La Ligue Djiboutienne des Droits Humains lance un appel pressant aux Ambassades des Etats-Unis, de l’Ethiopie et de la France à réagir promptement face aux répressions inadmissibles et intolérables, qui se sont abattus sur les travailleurs cheminots, qui ont manifesté pacifiquement et sont arbitrairement incarcérés à Nagad depuis le 7 mars 2010.

La Ligue Djiboutienne des Droits Humains (LDDH) demande à tous les Défenseurs des Droits de l’Homme de demander aux Ambassade accrédités en République de Djibouti  de se prononcer diplomatiquement si des accords secrets ont été signés avec les Autorités Djiboutiennes déclarant toute cette Zone comme Zone exclusive et vendue à certaines de ces Chancelleries. 

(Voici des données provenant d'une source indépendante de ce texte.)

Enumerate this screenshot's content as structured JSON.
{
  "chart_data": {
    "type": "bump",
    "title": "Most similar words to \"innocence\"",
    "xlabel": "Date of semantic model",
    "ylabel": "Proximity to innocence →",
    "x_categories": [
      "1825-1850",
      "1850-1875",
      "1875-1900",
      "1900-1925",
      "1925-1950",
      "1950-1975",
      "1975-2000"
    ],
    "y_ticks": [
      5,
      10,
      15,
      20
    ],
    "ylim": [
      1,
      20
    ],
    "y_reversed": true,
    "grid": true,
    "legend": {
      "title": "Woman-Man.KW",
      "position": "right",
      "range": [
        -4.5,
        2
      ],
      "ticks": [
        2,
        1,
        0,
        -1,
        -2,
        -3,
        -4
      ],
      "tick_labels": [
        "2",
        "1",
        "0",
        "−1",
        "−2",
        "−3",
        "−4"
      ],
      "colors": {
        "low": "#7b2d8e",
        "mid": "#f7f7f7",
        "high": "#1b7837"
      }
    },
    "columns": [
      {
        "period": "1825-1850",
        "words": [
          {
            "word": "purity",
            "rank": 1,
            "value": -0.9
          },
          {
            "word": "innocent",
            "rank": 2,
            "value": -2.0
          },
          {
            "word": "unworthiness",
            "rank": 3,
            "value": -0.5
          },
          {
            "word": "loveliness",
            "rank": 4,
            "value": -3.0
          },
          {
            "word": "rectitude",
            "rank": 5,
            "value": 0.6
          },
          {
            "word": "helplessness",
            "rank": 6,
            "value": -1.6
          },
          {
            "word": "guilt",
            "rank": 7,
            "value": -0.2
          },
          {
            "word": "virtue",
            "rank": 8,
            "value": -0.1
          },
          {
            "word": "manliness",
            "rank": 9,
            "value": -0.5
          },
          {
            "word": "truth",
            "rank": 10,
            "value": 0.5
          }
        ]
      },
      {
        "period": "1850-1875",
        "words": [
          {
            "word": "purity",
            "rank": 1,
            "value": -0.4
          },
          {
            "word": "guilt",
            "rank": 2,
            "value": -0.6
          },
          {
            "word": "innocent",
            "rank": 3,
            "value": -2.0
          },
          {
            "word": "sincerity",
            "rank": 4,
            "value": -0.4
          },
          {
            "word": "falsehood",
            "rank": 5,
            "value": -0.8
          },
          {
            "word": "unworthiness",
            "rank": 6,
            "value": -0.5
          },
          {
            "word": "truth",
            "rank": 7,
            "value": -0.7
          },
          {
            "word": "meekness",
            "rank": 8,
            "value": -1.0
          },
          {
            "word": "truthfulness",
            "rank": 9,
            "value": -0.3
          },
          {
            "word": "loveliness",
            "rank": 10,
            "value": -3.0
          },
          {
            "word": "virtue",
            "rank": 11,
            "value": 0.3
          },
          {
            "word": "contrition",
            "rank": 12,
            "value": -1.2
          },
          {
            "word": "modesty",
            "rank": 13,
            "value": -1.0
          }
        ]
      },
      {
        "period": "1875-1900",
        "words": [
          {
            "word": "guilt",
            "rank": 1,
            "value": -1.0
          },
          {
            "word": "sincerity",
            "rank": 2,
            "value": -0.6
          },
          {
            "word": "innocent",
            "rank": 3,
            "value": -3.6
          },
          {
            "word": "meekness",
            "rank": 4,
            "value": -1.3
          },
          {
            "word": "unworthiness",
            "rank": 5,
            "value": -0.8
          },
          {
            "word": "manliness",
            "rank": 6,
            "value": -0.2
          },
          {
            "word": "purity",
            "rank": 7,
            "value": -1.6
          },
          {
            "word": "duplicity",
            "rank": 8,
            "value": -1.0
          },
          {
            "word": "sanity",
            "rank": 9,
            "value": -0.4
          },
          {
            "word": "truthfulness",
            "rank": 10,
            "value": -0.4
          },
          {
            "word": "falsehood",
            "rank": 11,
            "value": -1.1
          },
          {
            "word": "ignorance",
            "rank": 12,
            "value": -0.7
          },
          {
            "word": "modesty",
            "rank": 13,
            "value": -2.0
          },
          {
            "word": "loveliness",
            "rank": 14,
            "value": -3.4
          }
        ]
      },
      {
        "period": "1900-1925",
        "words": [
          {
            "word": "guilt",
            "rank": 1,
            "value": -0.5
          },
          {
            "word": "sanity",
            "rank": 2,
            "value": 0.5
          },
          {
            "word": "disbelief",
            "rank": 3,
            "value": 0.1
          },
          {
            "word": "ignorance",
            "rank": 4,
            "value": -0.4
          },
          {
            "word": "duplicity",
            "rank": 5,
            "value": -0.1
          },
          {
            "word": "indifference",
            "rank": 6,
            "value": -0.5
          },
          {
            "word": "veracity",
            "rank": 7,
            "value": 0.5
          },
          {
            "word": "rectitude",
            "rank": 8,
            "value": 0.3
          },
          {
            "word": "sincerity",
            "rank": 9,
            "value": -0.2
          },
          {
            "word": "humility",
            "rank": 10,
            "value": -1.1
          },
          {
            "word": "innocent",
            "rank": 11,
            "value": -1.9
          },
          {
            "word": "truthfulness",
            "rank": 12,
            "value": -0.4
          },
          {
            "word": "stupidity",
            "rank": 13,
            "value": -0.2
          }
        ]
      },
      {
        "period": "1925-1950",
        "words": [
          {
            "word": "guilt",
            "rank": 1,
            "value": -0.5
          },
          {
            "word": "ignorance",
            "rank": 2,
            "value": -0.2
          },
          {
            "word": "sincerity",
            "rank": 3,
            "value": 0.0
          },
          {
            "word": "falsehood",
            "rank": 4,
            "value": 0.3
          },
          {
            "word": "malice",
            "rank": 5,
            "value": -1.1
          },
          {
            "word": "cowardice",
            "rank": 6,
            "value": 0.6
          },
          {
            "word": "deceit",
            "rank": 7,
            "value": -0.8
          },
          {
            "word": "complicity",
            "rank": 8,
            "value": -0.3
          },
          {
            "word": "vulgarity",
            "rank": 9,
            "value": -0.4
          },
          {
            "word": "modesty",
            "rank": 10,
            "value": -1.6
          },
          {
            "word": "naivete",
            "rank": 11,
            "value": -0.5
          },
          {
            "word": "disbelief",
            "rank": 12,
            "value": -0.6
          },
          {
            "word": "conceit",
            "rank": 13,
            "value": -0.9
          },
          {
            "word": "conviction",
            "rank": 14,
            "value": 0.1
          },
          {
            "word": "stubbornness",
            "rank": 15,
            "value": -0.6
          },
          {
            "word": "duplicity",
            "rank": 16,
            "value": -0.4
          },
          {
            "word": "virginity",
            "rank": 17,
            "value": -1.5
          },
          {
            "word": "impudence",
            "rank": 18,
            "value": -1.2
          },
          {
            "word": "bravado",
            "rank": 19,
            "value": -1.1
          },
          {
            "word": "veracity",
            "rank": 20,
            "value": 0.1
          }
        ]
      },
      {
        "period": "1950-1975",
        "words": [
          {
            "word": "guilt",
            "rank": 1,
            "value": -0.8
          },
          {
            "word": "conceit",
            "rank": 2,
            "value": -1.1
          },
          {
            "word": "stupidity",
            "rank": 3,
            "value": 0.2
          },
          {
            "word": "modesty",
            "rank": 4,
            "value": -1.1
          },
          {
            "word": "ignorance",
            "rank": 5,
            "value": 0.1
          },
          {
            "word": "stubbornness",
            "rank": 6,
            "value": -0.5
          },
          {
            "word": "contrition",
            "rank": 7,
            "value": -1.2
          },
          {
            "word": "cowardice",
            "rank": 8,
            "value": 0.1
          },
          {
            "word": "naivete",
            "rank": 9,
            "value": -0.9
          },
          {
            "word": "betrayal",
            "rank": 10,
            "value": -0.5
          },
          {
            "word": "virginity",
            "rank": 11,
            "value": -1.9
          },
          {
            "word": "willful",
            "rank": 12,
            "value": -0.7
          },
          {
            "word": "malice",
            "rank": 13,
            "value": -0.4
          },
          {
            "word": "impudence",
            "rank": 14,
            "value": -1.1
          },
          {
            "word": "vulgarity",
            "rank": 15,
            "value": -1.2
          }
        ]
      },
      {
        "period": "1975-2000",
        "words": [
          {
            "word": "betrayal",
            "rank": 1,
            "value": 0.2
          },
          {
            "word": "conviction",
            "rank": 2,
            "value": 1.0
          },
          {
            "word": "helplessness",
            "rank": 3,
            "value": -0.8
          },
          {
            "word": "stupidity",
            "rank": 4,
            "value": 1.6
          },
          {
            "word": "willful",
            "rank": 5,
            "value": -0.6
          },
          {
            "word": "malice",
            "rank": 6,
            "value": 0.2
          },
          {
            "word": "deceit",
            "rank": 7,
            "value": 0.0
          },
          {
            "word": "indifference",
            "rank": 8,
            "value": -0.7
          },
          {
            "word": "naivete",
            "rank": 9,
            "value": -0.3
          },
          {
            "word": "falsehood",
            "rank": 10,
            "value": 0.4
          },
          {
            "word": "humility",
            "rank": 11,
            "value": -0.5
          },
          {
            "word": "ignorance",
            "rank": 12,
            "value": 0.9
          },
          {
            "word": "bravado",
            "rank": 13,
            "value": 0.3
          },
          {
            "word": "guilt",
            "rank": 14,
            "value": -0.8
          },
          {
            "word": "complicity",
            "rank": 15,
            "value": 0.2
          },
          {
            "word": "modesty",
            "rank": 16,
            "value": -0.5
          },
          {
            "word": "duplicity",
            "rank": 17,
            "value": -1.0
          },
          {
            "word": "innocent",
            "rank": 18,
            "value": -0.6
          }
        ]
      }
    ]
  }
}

La Ligue Djiboutienne des Droits Humains (LDDH) constate et dénonce avec fermeté les mesures inhumaines et indignes pour l’ensemble des Djiboutiennes à savoir :

-         les violations, par le Chef de l’Etat Monsieur Ismaël Omar Guelleh,  des Droits fondamentaux et de la Démocratie en République de Djibouti,

-         les bradages, les non paiements des salaires des Agents de l’Etat ou ceux sous la tutelle de l’Etat comme les cheminots de la Société du Chemin de Fer Djibouto-Ethiopienne, en particulier les cheminots dépendant directement des Autorités Djiboutiennes,

-         ainsi que toutes les arrestations illégales et en violations flagrantes de la Constitution Djiboutienne, notamment en ses articles : 10, 12, 14, 15 et 16,

-         Exige la libération immédiate de tous les travailleurs illégalement détenus à Nagad suite aux diverses manifestations pacifiques des cheminots, contre les Abus de Pouvoir. Ces derniers manifestaient, à juste titre,  pacifiquement contre les bradages de leurs logements, contre le non paiement de leurs salaires et arriérés de salaires. 

La Ligue Djiboutienne des Droits Humains (LDDH) rappelle que « les violations d’ententes commerciales sont considérées plus sérieuses que les violations des droits humains » et elle considère que les bradages et le non paiement des salaires sont des aspects des tortures morales, qui sont encore plus sérieuses et en violation à la Dignité de la Personne Humaine.